Since October 2004, companies and organisations that provide services to the public are required by the Disability Discrimination Act to ensure that their services are reasonably accessible to disabled people. This was consolidated further by the Equality Act 2010. That was the first time that the law had required businesses to consider whether their buildings were accessible and it has presented a new challenge for many of them. As many noble Lords have said, focusing on the needs of disabled people can also provide an opportunity to gain from a significant consumer market. One of the briefs that I have read states that the “blue pound” is worth about £2 billion a year, so there is a clear business case for hotels and restaurants being accessible to a full range of people with disabilities. However, as we have heard this evening, that is not the case. I wonder whether the Copthorne Hotel would not regard its adaptations as being medicalised; it is clear that it regards them as something for which it can make a business case, as well as it being the right thing to do. In a way, those are the questions that we need to address.

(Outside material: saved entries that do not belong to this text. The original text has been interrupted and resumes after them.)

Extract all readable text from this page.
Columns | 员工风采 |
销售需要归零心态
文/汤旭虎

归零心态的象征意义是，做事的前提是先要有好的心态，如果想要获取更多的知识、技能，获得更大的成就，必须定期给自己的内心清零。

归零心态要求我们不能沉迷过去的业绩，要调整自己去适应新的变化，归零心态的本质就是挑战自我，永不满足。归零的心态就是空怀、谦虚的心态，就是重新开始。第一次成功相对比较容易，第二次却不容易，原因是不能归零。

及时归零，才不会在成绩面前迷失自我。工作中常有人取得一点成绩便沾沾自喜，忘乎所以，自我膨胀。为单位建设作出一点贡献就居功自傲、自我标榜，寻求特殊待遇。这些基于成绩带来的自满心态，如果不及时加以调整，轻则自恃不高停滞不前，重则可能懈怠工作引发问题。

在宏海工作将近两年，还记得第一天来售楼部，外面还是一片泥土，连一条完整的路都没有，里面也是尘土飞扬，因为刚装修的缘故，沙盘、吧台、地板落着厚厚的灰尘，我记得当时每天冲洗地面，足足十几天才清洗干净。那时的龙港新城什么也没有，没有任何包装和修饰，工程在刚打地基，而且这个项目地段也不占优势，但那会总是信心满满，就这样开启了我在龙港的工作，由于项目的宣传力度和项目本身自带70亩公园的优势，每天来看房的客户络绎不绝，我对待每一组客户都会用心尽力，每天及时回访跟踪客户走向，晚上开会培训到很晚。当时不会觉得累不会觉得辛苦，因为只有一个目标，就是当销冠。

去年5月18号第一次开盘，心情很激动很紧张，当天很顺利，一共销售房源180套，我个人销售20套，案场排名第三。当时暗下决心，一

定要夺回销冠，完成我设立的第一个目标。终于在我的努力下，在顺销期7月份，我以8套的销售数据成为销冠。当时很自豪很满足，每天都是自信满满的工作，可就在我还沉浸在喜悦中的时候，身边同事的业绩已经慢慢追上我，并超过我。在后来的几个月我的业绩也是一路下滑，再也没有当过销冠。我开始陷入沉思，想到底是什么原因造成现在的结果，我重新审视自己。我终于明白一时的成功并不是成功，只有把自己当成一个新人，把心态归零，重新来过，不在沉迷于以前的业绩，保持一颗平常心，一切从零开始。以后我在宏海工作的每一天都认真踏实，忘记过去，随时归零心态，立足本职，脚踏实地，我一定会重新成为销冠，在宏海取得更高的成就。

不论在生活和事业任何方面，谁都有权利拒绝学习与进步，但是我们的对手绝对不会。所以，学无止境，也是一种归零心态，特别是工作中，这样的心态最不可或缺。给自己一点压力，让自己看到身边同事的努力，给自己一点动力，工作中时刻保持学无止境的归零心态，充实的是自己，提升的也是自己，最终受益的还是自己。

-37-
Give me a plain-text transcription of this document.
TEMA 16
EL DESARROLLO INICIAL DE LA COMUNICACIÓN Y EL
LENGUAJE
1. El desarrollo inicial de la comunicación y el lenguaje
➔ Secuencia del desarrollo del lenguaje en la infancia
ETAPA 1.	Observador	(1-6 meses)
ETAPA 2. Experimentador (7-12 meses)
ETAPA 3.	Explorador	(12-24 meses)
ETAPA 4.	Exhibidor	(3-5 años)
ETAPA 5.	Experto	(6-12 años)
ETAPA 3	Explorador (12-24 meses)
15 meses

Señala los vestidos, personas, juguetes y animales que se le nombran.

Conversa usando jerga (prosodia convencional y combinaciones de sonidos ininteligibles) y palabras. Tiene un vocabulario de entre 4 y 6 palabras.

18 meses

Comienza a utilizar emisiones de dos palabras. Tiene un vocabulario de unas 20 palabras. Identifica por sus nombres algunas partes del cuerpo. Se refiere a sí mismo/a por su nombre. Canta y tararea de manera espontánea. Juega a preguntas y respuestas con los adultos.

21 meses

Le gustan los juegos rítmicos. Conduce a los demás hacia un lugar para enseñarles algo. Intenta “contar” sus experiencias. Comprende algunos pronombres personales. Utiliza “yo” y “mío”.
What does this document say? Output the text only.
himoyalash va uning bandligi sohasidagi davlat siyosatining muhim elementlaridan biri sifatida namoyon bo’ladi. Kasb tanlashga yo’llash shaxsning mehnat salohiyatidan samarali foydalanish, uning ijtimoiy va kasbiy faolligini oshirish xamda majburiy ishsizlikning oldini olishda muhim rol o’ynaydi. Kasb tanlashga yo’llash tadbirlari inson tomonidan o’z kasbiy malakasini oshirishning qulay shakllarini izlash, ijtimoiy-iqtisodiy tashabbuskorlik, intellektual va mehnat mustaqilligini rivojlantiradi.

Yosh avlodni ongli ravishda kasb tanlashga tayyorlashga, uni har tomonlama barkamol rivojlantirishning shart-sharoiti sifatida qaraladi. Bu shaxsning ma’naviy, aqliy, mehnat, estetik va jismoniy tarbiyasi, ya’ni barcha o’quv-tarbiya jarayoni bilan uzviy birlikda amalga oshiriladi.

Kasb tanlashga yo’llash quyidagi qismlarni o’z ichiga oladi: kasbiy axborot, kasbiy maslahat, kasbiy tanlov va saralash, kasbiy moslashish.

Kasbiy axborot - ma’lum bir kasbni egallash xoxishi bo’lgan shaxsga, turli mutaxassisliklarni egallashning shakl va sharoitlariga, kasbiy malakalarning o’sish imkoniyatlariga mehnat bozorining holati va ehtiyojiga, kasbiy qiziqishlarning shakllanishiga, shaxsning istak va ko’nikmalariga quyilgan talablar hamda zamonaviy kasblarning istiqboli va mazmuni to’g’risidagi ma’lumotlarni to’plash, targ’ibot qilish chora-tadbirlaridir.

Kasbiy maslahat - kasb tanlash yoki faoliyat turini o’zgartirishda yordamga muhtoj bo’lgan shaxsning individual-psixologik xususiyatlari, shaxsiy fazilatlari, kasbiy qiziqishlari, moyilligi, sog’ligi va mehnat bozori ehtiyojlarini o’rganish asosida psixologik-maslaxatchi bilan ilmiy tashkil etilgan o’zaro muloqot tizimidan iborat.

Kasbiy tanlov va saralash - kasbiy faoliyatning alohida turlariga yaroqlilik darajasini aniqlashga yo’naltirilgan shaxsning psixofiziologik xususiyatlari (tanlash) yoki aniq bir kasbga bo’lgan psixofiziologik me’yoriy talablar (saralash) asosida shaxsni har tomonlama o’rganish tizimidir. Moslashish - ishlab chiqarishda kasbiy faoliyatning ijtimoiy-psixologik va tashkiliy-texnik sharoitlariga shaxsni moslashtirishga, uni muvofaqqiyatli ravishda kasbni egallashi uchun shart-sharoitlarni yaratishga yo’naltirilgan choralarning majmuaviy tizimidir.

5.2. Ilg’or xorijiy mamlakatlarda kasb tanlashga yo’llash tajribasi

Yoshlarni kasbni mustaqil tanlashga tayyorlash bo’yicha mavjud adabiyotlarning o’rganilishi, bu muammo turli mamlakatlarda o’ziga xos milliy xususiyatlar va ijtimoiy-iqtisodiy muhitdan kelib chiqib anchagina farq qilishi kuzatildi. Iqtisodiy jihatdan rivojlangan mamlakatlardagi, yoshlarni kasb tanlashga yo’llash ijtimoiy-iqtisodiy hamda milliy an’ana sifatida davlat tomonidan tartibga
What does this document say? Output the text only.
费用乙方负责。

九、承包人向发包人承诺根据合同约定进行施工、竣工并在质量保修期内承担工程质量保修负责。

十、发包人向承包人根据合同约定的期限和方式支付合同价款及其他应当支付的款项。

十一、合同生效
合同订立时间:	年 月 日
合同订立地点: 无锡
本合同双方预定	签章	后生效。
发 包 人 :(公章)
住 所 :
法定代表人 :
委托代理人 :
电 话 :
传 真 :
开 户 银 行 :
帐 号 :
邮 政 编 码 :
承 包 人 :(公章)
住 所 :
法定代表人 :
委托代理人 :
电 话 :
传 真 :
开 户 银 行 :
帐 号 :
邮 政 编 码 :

I am sure that, like me, many noble Lords who have taken part in this debate will have looked at the EHRC’s website. The guidelines set out there are extensive. However, if I was a hotel owner, I am not sure that I would know what my legal responsibilities were as opposed to what it would be good for me to do. That is the question that I want to address to the Minister, because it is not clear what exactly hotels need to do. What are the “reasonable” adjustments—it is that weasel word—that need to be made? It is not just about physical accessibility but also about, as many noble Lords have said, the way in which a service is offered.